When someone is having a bad day, don't be too much on them trying to make them feel better (unless asked, of course). If you're in the middle of a bad day, the last thing you want is to have someone around you bothering you trying to cheer you up without success. Ask if the other person wants company, but remember that no means no. Talk about what's wrong only if the other person brings up the topic.

Not Be Annoying Step 10
Not Be Annoying Step 10

Step 10. Avoid unnecessary repetitions

Repeating the same action over and over (like making inappropriate sounds or pulling someone's hair) is not the right way to "get attention". If a person says 'enough', it means 'enough'. If you continue despite everything, then you may lose a friend.

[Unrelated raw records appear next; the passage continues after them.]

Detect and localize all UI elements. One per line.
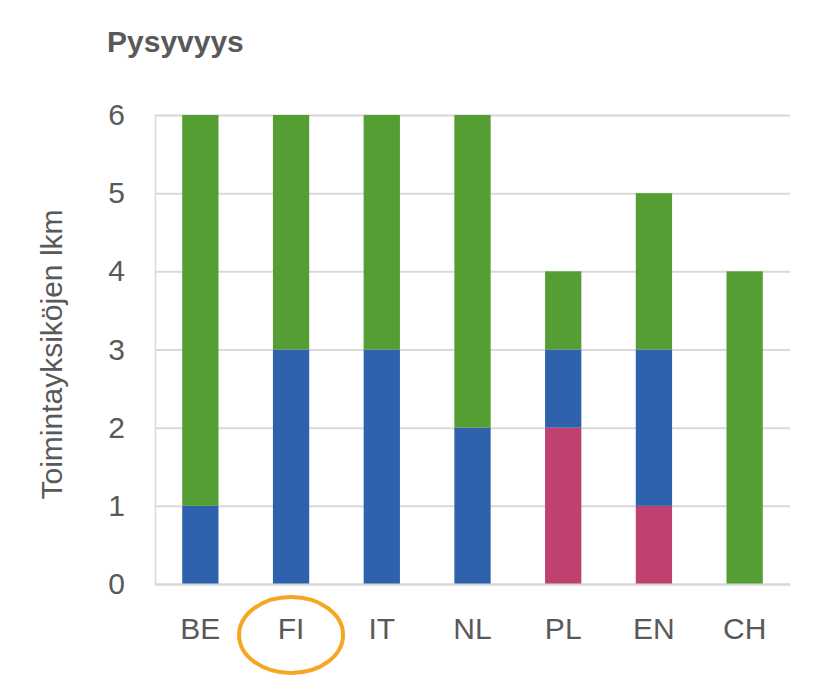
- x-tick-label: IT: [368, 612, 395, 645]
- y-tick-label: 1: [108, 489, 125, 522]
- x-tick-label: CH: [723, 612, 766, 645]
- x-tick-label: BE: [180, 612, 220, 645]
- bar-segment: [727, 271, 763, 584]
- bar-segment: [273, 350, 309, 585]
- x-tick-label: NL: [453, 612, 491, 645]
- bar-segment: [545, 428, 581, 584]
- y-tick-label: 3: [108, 333, 125, 366]
- x-tick: BE: [180, 584, 220, 645]
- x-tick-label: EN: [633, 612, 675, 645]
- y-tick-label: 2: [108, 411, 125, 444]
- bar-segment: [636, 506, 672, 584]
- x-tick-label: PL: [545, 612, 582, 645]
- bar-segment: [636, 350, 672, 506]
- x-axis-line: [156, 584, 791, 586]
- grid-line: [155, 584, 790, 586]
- series: [182, 115, 763, 584]
- bar-segment: [364, 350, 400, 585]
- bar-segment: [273, 115, 309, 350]
- y-axis-line: [156, 116, 791, 585]
- series: [182, 350, 672, 585]
- x-tick: PL: [545, 584, 582, 645]
- highlight-circle: [239, 597, 343, 673]
- y-tick-label: 5: [108, 176, 125, 209]
- bar-segment: [182, 506, 218, 584]
- x-tick-label: FI: [278, 612, 305, 645]
- x-tick: CH: [723, 584, 766, 645]
- bar-segment: [545, 350, 581, 428]
- bar-segment: [182, 115, 218, 506]
- y-tick-label: 4: [108, 254, 125, 287]
- x-tick: NL: [453, 584, 491, 645]
- bar-segment: [545, 271, 581, 349]
- chart: 0 1 2 3 4 5 6 BE FI IT NL PL EN CH Pysyvyys Toimintayks…: [0, 0, 814, 682]
- y-axis: 0 1 2 3 4 5 6: [108, 98, 790, 600]
- x-tick: FI: [278, 584, 305, 645]
- x-tick: IT: [368, 584, 395, 645]
- x-axis: BE FI IT NL PL EN CH: [156, 584, 791, 645]
- x-tick: EN: [633, 584, 675, 645]
- bar-segment: [636, 193, 672, 349]
- title: Pysyvyys: [107, 25, 244, 58]
- y-axis-title: Toimintayksiköjen lkm: [35, 209, 68, 499]
- y-tick-label: 0: [108, 567, 125, 600]
- bar-segment: [364, 115, 400, 350]
- bar-segment: [454, 115, 490, 428]
- plot: 0 1 2 3 4 5 6 BE FI IT NL PL EN CH: [108, 98, 790, 673]
- y-tick-label: 6: [108, 98, 125, 131]
- bars: [182, 115, 763, 584]
- bar-segment: [454, 428, 490, 584]
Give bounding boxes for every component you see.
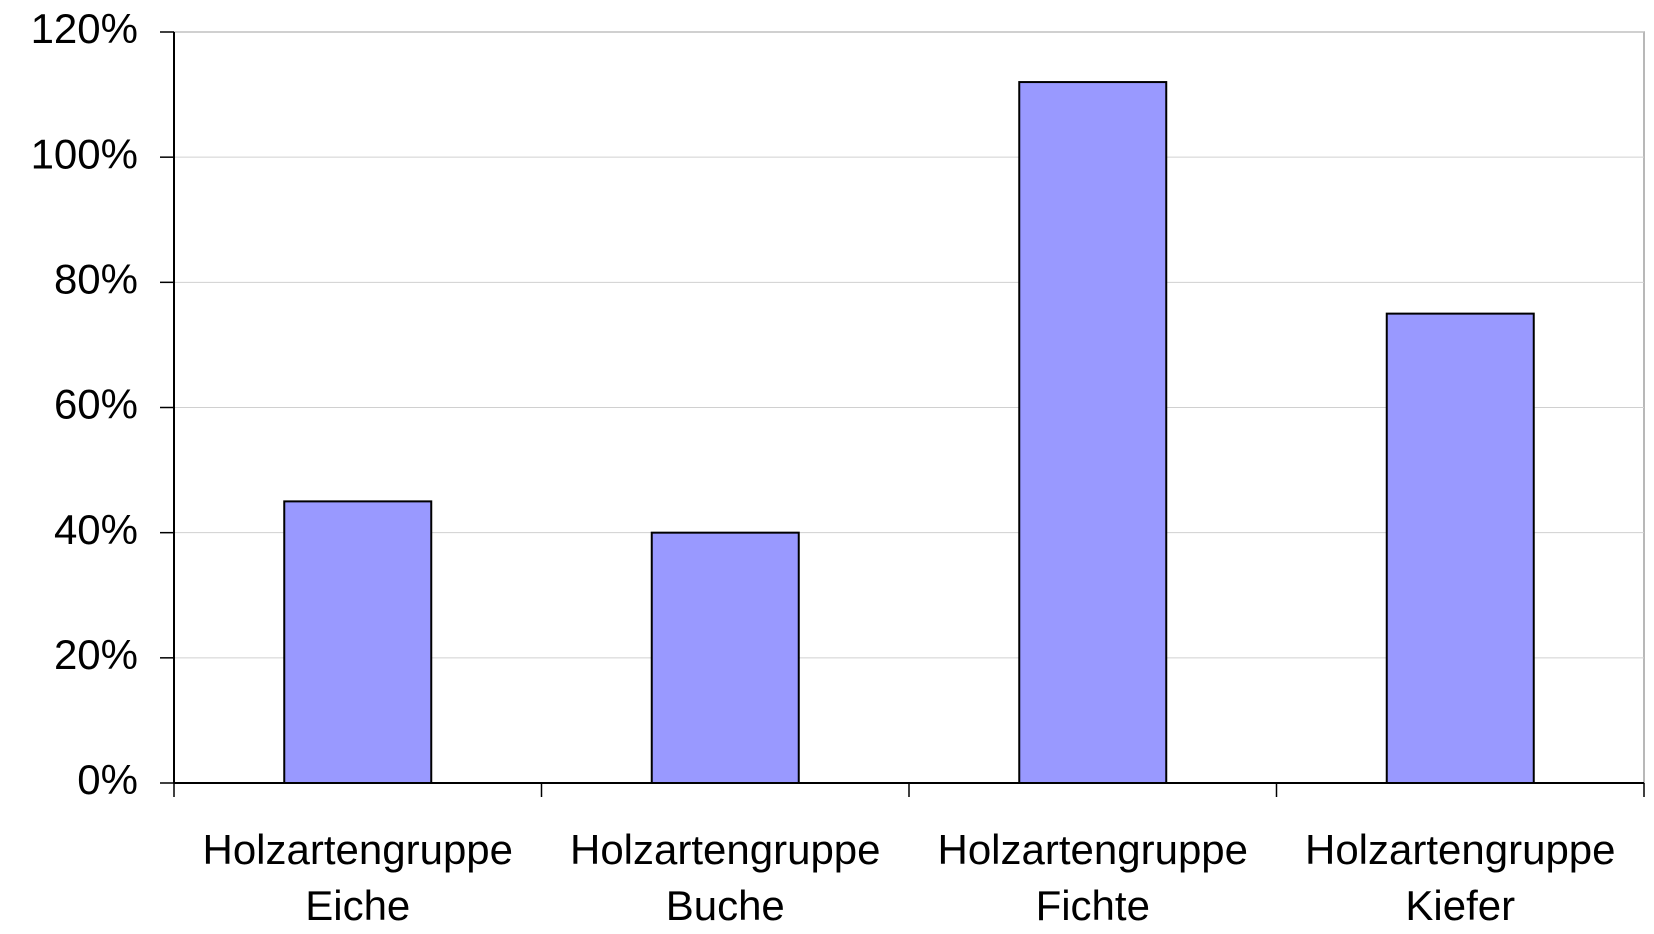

  • Don't imitate people. If you imitate someone, they might get annoyed and walk away. Don't even imitate your friends, because you run the risk of losing them.
  • Say it once. Don't say things twice, as the other person might say I heard you or "OKAY!" or something like that. It might annoy. He has already heard you; there is no need to repeat.
  • Don't make repetitive noises. If you find that you are tapping the pencil on the counter, chewing the butt with your mouth open, tapping your foot against something, you are clearing your throat too often, coughing, please stop.
Not Be Annoying Step 11
Not Be Annoying Step 11

Step 11. Don't argue

Most people hate fighting. Simply express your disagreement and refrain from impersonating an industry expert. A know-it-all gets on everyone's nerves. Of course, you can have an intelligent debate / discussion with people, provided the circumstances are appropriate and the other person wants to be involved. Never force anyone into an argument. If someone tells you they prefer not to talk about a certain thing in public, drop it.

Advice

  • Don't try too hard to be friends with someone who doesn't appreciate you.
  • A very annoying thing is to get attached to someone and never let go of them. Surround yourself with friends so that you can spend time with many people, without having to hang on to just one, it's very annoying.
  • Not sure if you are annoying? Ask someone you trust and who might give you an honest and constructive opinion. Be prepared for criticism and welcome it. This person may not be ready to tell you everything on the spot, so give them time by explaining your situation, thoughts, and feelings to make it clear that you can handle constructive criticism.
  • Don't repeat what someone just said, it's very annoying.
  • Remind friends and boyfriends that they can point out your mistakes. Encourage the people you know to say Leave me alone, or Stop sticking to the stamens or I love you, but calm down. Talk about problems before they become problems!
  • Try not to be loud or unbearable. Keep calm.
  • If friends and family are drifting away from you, then you may need to work on your social skills and personal limitations with a therapist. Creating appropriate limits is a skill that is acquired with the earliest social experiences, which we cannot control. Going through these experiences could help give you the confidence you need to create and stick to boundaries.
  • Don't be argumentative (you might sound arrogant) doesn't mean you don't have personality.
  • Keep practicing these skills until they are yours.
  • When someone tries to correct you and tells you how you could do something, or if it seems simple, don't say things like good or good-to-know, you will immediately annoy them.

Warnings

  • Some people who have behavioral disorders can be boring, but that's because their brains are programmed that way. While some of them manage to improve their social skills over time, for others it is impossible. Don't criticize them and don't make fun of them; be a friend and show that you care about them.
  • We are all annoying at times, and some people have easy criticism. It's all too easy to annoy some people.
  • Don't be mad or arrogant if a friend tells you you're annoying. Learn to be humble.
  • If you like someone, and that person thinks you are annoying, try to befriend them first, and don't flirt until you get to know each other well. Talk to us online or in person, you will be amazed at how many things you find out about each other.